Because there is no credential to leak, any Azure compute workload that can host code should prefer a managed identity over a traditional service principal secret for accessing Key Vault, Storage or SQL, a choice that can be enforced through tools like Azure Policy.
Using managed identities can also simplify the process of rotating credentials, which can be a significant operational burden when using traditional service principal secrets, especially in environments with many applications and services, such as those built with Kubernetes and Helm.
An App Registration defines an application's identity in Azure AD, listing its OAuth2 scopes, redirect URIs and any client credentials it needs to present, a process that can be automated using tools like the Azure CLI or Azure DevOps.
When that registration is instantiated in a tenant it becomes an Enterprise App, the service principal that controls which users may use the app and what permissions it holds; multi‑tenant SaaS apps rely on this pattern to appear in each customer tenant on first consent, a pattern that can be simplified through the use of tools like Azure AD's application gallery.
Azure AD B2C extends the platform to consumer‑facing scenarios, offering local accounts, social logins from Google, Facebook and Apple, and even custom identity providers through its Identity Experience Framework, a flexibility that can be critical in supporting the identity needs of large-scale customer applications.

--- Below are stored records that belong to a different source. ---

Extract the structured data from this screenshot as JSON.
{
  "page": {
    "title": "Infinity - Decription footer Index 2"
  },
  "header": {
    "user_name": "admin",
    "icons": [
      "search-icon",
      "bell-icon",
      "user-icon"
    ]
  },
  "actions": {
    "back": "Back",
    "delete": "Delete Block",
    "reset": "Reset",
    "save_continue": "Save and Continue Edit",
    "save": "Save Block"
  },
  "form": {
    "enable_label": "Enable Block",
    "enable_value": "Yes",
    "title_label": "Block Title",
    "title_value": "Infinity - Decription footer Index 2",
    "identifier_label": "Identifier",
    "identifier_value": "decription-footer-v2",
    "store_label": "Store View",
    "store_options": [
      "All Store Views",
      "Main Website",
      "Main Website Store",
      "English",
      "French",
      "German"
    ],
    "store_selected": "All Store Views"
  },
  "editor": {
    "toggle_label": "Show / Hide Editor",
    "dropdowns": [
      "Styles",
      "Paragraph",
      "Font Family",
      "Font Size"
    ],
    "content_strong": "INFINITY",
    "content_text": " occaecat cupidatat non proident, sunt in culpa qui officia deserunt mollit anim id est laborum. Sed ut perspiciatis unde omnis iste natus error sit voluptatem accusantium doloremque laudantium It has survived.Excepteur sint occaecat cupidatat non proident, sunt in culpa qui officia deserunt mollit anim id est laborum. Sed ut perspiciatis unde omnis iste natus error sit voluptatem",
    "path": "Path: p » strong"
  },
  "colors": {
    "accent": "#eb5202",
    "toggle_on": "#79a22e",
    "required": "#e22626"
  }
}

B2C can serve millions of external users while keeping their identities isolated from the corporate Azure AD tenant, making it a practical choice for large‑scale customer applications, such as those built with ASP.NET Core or Node.js, and using databases like Azure Cosmos DB or Azure SQL Database.
B2C's scalability is also a key factor, with the ability to handle up to 100,000 authentication requests per second, according to Microsoft's own benchmarks, a number that can be critical in supporting the identity needs of large-scale consumer applications.